To establish security governance principles, adopt a framework such as the one from the National Institute of Standards and Technology (NIST). Be sure the framework you choose includes the following:
- Alignment of security function to strategy, goals, mission, and objectives. An organization has a mission and uses strategy, plans and objectives to try to meet that mission. These components flow down, with the ones below supporting the ones above. Business strategy is often focused 5 or more years out. In the shorter term, typically 1 to 2 years, you have tactical plans that are aligned with the strategic plan. Below that are operational plans — the detailed tactical plans that keep the business running day to day. Objectives are the closest to the ground and represent small efforts to help you achieve a mission. For example, a car manufacturer’s mission might be to build and sell as many high-quality cars as possible. The objectives might include expanding automation to reduce the total build time of a car and expanding from 2 factories to 3. A security framework must closely tie to the organization’s mission and objectives, enabling the business to complete its objectives and advance the mission while securing the environment based on risk tolerance. Continuing with the car manufacturer example, the security framework must enable the expansion of automation. If the security framework is such that automation cannot be expanded, then the security framework isn’t sufficiently aligned with the mission and objectives.
- Organizational processes (acquisitions, divestitures, governance committees). Be aware of the risks in acquisitions (since the state of the IT environment to be integrated is unknown, due diligence is critical) and divestitures (you need to determine how to split the IT infrastructure and what to do with identities and credentials). Understand the value of governance committees (vendor governance, project governance, architecture governance, etc.). Executives, managers and appointed individuals meet to review architecture, projects and incidents (security or otherwise), and provide approvals for new strategies or directions. The goal is a fresh set of eyes, often eyes that are not purely focused on information security.
- Organizational roles and responsibilities. There are multiple roles to consider. Management has a responsibility to keep the business running and to maximize profits and shareholder value.
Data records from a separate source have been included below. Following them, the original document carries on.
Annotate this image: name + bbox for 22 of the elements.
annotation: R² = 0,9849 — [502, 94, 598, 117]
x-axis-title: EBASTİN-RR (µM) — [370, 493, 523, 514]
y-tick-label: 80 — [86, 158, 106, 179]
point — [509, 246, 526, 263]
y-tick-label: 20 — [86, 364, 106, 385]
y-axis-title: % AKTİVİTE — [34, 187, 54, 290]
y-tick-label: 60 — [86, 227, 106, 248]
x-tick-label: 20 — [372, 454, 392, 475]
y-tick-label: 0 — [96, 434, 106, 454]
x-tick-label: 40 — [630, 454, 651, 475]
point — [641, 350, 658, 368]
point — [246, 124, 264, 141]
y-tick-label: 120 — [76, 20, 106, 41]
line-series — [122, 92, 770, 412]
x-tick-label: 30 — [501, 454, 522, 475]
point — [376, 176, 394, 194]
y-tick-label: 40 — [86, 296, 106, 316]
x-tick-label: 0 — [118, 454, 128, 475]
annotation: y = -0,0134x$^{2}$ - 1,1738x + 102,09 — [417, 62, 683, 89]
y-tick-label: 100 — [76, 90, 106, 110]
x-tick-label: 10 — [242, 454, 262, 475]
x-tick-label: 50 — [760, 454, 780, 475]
The security architect or security engineer has a responsibility to understand the organization’s business needs, the existing IT environment, and the current state of security and vulnerability, as well as to think through strategies (improvements, configurations and countermeasures) that could maximize security and minimize risk. There is a need for people who can translate between technical and non-technical people. Costs must be justified and reasonable, based on the organization’s requirements and risk.
- Security control frameworks. A control framework helps ensure that your organization is covering all the bases around securing the environment. There are many frameworks to choose from, such as Control Objectives for Information Technology (COBIT) and the ISO 27000 series (27000, 27001, 27002, etc.). These frameworks fall into four categories:
- Preventative — Preventing security issues and violations through strategies such as policies and security awareness training
- Deterrent — Discouraging malicious activities using access controls or technologies such as firewalls, intrusion detection systems and motion-activated cameras
- Detective — Uncovering unauthorized activity in your environment
- Corrective — Getting your environment back to where it was prior to a security incident
Due care / due diligence. Ensure you understand the difference between these two concepts. Due care is about your legal responsibility within the law or within organizational policies to implement your organization’s controls, follow security policies, do the right thing and make reasonable choices. Due diligence is about understanding your security governance principles (policies and procedures) and the risks to your organization. Due diligence often involves gathering information through discovery, risk assessments and review of existing documentation; creating documentation to establish written policies; and disseminating the information to the organization. Sometimes, people think of due diligence as the method by which due care can be exercised.
After you establish and document a framework for governance, you need security awareness training to bring everything together. All new hires should complete the security awareness training as they come on board, and existing employees should recertify on it regularly (yearly).
Today, I went to the beachfront with my children. I
found a sea shell and gave it to my 4 year old daughter and said “You can hear the ocean if you put this to your ear.” She put the shell to her ear
and screamed. There was a hermit crab inside and
it pinched her ear. She never wants to go back! LoL I know this is
entirely off topic but I had to tell someone!